Perspectives historiques sur le moral des enseignants : la chronique de Benoît Falaize

Maëlle Flot Publié le
Dans le cadre de notre partenariat avec l’émission Rue des écoles, sur France Culture, EducPros vous propose chaque mercredi le texte de la chronique de Benoît Falaize ou de Nathalie Mons. Cette semaine, Benoît Falaize donne des perspectives historiques sur un thème d'actualité : le mal-être des enseignants.

" Les constats sont nombreux depuis quelques années, qu’il s’agisse de celui des travaux de Georges Fotinos dans le cadre de la MGEN ou de ceux de Françoise Lantheaume et Christophe Hélou sur la souffrance des enseignants .
Que pointent ces chercheurs ? D'abord le sentiment d'impuissance devant le manque d'intérêt ou la difficulté a susciter l'intérêt des élèves. L'entrée dans la culture, le regard porté par les élèves sur la culture semble de plus en plus problématique. Le sentiment que ce n'est plus comme avant et que « Les élèves ne sont plus les mêmes » du CP aux classes préparatoires, scandent les enquêtes. Du même coup, nombreux sont ceux qui sont obligé de passer par des ruses, des contournements, des anticipations des élèves et de leurs réactions toujours plus importantes, toujours plus lourdes pour des professeurs qui ont choisi ce métier essentiellement, dans le secondaire, pour l'intérêt de leur discipline. La fatigue, le sentiment de ne pas pouvoir y parvenir vienne alourdir le tableau.
Autre difficulté, celle des injonctions faites aux professeurs, celles qui concernent non seulement les programmes, mais aussi les modes d'évaluations, ou encore les logiques de performances d'une institution scolaire de plus en plus centrée sur les objectifs internationaux (PISA, Pirls...) plus que sur la possibilité effective de faire cours avec les élèves face à soi.
Enfin, ce que pointent le travail de Lantheaume et Hélou, c'est le lien aux hiérarchies administratives de l'institution. Une incompréhension et une absence de reconnaissance dont témoigne largement l'enquête.

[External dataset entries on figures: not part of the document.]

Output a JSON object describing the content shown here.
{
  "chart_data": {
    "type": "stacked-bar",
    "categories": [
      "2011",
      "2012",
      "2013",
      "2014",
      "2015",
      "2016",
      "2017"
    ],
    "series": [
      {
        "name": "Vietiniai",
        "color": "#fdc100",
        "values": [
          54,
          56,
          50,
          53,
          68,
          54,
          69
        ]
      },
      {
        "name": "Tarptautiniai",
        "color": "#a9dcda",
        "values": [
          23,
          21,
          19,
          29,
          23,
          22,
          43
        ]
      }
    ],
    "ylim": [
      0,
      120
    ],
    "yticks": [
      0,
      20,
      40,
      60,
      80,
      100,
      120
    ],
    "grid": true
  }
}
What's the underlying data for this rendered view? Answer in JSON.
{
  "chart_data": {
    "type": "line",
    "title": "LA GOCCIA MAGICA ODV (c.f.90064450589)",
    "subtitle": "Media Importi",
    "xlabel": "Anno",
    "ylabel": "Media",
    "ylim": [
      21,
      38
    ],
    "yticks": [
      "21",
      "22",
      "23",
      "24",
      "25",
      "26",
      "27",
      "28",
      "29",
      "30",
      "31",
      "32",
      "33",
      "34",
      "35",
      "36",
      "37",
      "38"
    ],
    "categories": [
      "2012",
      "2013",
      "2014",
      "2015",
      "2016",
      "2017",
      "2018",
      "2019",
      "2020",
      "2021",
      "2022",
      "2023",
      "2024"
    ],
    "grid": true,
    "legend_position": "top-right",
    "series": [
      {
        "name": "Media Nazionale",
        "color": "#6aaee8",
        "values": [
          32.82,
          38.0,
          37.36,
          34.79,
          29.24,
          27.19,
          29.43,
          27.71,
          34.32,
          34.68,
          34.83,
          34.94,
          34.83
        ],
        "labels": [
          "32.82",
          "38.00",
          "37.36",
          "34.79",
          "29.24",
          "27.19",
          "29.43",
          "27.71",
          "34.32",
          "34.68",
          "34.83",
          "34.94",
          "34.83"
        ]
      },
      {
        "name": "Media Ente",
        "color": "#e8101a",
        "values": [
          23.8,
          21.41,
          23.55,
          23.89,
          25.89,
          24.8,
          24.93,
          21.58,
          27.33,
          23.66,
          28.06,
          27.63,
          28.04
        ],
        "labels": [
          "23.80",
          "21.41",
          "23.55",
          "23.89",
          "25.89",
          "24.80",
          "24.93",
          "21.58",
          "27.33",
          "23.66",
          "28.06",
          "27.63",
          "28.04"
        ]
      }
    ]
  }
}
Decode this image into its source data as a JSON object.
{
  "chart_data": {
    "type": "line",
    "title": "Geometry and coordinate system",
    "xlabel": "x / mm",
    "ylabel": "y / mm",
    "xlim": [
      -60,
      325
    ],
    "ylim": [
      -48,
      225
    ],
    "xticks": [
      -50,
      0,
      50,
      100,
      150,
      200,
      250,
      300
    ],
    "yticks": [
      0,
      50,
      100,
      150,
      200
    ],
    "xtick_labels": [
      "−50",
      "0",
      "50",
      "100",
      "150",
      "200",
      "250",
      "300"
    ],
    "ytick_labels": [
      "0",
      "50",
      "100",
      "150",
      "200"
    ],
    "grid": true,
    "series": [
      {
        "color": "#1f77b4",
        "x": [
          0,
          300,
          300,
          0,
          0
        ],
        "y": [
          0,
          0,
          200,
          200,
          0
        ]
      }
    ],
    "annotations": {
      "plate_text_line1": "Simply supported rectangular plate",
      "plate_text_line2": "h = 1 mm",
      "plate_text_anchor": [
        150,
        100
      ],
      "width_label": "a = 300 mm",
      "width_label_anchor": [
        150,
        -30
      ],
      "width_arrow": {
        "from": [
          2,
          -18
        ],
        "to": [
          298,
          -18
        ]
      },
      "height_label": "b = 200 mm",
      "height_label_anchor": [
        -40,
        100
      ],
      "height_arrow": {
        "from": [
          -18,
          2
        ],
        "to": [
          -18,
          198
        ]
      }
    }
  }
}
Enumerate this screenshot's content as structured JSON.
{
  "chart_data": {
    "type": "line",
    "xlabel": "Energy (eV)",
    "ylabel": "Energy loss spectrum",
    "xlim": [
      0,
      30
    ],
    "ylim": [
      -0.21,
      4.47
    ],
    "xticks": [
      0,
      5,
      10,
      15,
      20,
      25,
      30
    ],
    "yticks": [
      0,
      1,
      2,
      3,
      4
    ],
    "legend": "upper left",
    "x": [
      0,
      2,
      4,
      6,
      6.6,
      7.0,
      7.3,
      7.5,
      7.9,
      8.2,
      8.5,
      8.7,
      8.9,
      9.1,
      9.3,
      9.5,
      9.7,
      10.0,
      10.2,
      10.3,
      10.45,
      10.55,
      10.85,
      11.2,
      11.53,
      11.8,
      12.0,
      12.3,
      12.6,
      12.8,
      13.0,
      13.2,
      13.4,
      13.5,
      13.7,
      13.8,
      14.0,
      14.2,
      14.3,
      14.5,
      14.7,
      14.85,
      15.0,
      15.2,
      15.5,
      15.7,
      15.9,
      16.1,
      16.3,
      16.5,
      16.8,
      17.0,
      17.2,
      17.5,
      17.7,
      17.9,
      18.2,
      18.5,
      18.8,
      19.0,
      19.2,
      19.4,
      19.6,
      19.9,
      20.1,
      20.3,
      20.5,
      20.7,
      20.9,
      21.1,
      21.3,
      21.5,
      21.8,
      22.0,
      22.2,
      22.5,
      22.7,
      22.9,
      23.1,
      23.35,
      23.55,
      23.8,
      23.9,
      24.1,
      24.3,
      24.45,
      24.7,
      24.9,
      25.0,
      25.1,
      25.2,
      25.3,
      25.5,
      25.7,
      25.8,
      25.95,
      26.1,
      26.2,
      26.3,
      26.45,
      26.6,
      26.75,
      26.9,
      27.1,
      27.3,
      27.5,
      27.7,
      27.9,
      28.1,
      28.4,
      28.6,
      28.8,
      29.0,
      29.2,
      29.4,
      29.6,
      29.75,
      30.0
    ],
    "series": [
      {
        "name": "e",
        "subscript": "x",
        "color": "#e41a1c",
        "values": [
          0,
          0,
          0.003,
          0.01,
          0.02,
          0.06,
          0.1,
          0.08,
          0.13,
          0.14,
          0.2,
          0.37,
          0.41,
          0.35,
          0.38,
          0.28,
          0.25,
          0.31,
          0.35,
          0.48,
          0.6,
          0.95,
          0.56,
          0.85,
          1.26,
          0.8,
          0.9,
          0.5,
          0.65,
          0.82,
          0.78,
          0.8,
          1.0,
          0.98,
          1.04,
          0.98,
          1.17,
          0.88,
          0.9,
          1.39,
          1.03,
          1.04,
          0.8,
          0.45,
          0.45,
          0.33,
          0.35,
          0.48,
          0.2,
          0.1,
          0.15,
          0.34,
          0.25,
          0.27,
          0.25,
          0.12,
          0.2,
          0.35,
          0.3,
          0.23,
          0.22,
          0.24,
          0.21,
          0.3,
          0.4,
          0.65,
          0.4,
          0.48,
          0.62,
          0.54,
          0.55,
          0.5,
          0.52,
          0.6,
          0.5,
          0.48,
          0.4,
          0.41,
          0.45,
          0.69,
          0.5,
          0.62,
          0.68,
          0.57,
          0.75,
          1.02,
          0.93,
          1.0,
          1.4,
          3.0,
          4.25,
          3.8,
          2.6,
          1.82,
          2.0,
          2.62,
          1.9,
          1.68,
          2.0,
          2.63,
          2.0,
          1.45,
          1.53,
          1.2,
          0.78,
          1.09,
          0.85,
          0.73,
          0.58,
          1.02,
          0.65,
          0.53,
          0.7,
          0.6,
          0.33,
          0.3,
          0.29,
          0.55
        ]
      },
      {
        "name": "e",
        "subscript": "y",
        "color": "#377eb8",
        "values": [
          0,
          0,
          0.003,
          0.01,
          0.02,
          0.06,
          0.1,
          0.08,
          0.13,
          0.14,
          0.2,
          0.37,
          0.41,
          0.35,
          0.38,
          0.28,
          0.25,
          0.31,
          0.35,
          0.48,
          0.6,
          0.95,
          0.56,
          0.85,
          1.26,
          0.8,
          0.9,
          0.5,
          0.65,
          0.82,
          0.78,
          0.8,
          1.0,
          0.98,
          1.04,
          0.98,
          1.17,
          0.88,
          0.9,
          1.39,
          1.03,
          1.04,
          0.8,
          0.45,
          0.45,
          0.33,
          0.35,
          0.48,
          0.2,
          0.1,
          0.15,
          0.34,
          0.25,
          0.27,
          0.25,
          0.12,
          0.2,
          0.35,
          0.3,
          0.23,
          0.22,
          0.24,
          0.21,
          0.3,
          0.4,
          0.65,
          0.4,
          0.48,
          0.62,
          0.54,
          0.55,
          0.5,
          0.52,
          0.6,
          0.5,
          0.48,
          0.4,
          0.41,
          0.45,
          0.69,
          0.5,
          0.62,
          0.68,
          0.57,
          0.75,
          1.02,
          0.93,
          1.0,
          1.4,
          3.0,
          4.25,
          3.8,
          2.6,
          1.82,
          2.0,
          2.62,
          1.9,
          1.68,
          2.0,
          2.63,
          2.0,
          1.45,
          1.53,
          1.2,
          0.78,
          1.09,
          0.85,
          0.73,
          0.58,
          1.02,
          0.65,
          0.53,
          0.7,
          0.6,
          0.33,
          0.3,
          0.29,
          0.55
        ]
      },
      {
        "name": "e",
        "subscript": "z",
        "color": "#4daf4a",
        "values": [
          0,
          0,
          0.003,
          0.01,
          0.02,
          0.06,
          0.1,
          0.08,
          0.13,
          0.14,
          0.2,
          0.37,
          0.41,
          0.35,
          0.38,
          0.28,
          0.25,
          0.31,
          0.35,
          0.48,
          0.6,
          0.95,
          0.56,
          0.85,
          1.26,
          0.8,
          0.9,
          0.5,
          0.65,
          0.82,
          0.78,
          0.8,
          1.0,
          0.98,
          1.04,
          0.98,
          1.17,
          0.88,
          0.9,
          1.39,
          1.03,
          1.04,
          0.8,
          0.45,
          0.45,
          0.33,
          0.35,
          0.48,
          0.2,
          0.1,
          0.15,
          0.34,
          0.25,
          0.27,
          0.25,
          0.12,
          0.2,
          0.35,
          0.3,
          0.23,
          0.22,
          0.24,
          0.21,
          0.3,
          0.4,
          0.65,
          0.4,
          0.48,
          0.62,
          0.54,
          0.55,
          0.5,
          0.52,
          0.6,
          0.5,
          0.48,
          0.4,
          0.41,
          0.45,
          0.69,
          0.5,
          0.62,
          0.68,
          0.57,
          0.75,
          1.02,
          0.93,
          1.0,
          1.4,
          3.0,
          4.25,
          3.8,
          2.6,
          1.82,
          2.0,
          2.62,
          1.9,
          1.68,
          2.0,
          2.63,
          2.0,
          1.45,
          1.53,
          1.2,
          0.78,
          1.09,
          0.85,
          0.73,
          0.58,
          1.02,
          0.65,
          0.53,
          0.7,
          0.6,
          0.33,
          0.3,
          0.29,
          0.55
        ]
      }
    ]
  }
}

Est-ce qu’il s’agit d’un phénomène récent ? ou peut-on retrouver dans l’histoire de l’école d’autres moments où le moral des enseignants est discuté, comme une question importante ?
Il y a trois grands moment où, historiquement, même s'il s'exprime de manière singulier et dans des contextes radicalement différents, ce malaise enseignant émerge. Trois textes nous le disent, à trois moments différents de l'histoire de l'école : d'abord Louis Joxe, qui, après les mouvements lycéens de mai 1968, publie en 1972 un rapport sur les conditions d'enseignement et pointe la dégradation de la relation pédagogique dans le secondaire, avec des enseignants qui se trouvent face à « des élèves qui se croient autorisées à ne rien attendre » en étant de plus en plus éloignés de la culture du professeur.
Ensuite Roger Denux, ancien instituteur, qui rejette (dans un livre tristement intitulé Le drame d'enseigner, La Fenêtre ouvert éditions, 1944) l'accusation que Vichy porte sur le monde enseignant dans la responsabilité de la défaite de 1940. Ici, c'est la reconnaissance encore une fois qui est au cœur.
Et enfin Charles Péguy, qui, dans De Jean Coste, dresse le constat d'une institution scolaire qui exige ce que l'instituteur ne peut fournir avec sa paye, partageant la misère sociale des villages, travaillant sans relâche jusqu'à 16h pour les enfants, jusqu'au soir pour les adultes qu'il faut alphabétiser.
Dans les trois cas historiques que je viens de citer, qui ne sont bien evidement pas comparables entre eux ni avec aujourd'hui, on retrouve les deux éléments de base : le lien avec les conditions sociales d'exercice du métier ; le lien avec les hiérarchies administratives et l'absence de reconnaissance de l'institution.
On peut le noter, il s'agit à chaque fois de moments d'intenses crises historiques. Il n'y a pas loin de penser que, si l'on suit ces incursions historiques, nous sommes bien dans un de ces moments où les fondements même du rapport entre l'école, ses agents les plus fondamentaux que sont les maîtres, et la société politique sont en pleine redéfinition."

Benoît Falaize

(1) La Souffrance des enseignants. Une sociologie pragmatique du travail enseignant, Françoise Lantheaume, Christophe Hélou, PUF, 2008.
(2) Rapport de la Commission d'études sur la fonction enseignante dans le secondaire, Louis Joxe, La Documentation française, 1972, cité in Une histoire de l'école, ouvrage collectif sous la direction de François Jacquet-Francillon, Retz, 2010.